Updated on 2024-09-10 GMT+08:00

Suggestions for Spark Concurrently Write Hudi Data

  • In concurrent scenarios, the inter-partition concurrent write mode is recommended. That is, different write tasks are written to different partitions.

    Partition concurrency parameter control:

    • SQL mode:
      set hoodie.support.partition.lock=true;
    • DataSource API mode:
      df.write
      .format("hudi")
      .options(xxx)
      .option("hoodie.support.partition.lock", "true")
      .mode(xxx)
      .save("/tmp/tablePath")

The preceding parameters must be set for all inter-partition concurrent write tasks.

  • Do not perform concurrent writes in the same partition. To perform concurrent writes, you need to enable the Hudi OCC mode and strictly comply with the concurrency parameter settings. Otherwise, table data may be damaged.

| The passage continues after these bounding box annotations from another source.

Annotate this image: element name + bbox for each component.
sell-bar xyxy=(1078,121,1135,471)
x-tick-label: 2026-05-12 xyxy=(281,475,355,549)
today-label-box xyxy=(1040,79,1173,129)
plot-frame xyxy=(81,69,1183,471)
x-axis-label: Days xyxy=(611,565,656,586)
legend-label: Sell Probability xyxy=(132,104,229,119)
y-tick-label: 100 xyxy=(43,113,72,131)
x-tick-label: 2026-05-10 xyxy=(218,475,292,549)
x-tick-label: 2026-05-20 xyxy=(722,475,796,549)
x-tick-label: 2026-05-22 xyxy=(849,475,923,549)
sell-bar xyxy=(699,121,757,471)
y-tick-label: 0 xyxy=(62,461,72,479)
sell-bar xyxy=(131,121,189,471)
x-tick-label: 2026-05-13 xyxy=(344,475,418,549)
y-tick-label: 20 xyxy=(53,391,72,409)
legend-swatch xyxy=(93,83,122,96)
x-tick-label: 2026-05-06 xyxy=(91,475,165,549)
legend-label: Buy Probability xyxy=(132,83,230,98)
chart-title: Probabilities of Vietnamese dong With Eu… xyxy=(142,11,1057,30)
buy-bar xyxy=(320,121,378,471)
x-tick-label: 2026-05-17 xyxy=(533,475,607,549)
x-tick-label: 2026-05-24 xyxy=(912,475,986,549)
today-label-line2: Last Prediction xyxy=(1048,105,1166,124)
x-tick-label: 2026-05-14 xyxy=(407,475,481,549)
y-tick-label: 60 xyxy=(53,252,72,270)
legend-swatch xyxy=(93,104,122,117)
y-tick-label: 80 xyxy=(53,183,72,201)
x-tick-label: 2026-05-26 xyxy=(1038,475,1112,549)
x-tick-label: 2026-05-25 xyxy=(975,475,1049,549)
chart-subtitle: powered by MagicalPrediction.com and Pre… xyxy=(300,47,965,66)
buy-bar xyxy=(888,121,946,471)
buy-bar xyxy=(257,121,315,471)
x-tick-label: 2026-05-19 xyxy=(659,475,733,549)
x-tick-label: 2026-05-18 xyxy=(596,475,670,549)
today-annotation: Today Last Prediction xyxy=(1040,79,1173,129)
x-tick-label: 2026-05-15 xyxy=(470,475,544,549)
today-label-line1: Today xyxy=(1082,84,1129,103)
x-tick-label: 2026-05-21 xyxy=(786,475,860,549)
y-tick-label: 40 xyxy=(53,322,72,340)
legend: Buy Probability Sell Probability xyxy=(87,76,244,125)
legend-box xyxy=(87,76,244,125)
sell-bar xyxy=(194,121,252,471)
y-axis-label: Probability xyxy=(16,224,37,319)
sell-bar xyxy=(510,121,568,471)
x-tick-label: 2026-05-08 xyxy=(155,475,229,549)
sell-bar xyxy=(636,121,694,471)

    Concurrent OCC parameter control:

    • SQL mode:
      //Enable the OCC.
      set hoodie.write.concurrency.mode=optimistic_concurrency_control;
      set hoodie.cleaner.policy.failed.writes=LAZY;
      //Enable the concurrent lock ZooKeeper.
      set hoodie.write.lock.provider=org.apache.hudi.client.transaction.lock.ZookeeperBasedLockProvider; // Setting the ZooKeeper Lock
      set hoodie.write.lock.zookeeper.url=<zookeeper_url>; // Setting the ZooKeeper Address
      set hoodie.write.lock.zookeeper.port=<zookeeper_port>; // Setting the Use of the ZooKeeper Port
      set hoodie.write.lock.zookeeper.lock_key=<table_name>; // Set lock name
      set hoodie.write.lock.zookeeper.base_path=<table_path>; // Setting the ZooKeeper Lock Path
    • DataSource API mode:
      df.write
      .format("hudi")
      .options(xxx)
      .option("hoodie.write.concurrency.mode", "optimistic_concurrency_control")
      .option("hoodie.cleaner.policy.failed.writes", "LAZY")
      .option("hoodie.write.lock.zookeeper.url", "zookeeper_url")
      .option("hoodie.write.lock.zookeeper.port", "zookeeper_port")
      .option("hoodie.write.lock.zookeeper.lock_key", "table_name")
      .option("hoodie.write.lock.zookeeper.base_path", "table_path")
      .mode(xxx)
      .save("/tmp/tablePath")
  1. The preceding parameters must be set for all concurrent write tasks. The OCC does not ensure that all concurrent write tasks are successfully executed. When multiple write tasks update the same file, only one task succeeds.
  2. In the concurrent scenario, the cleaner policy must be set to Lazy. Therefore, junk files cannot be automatically deleted.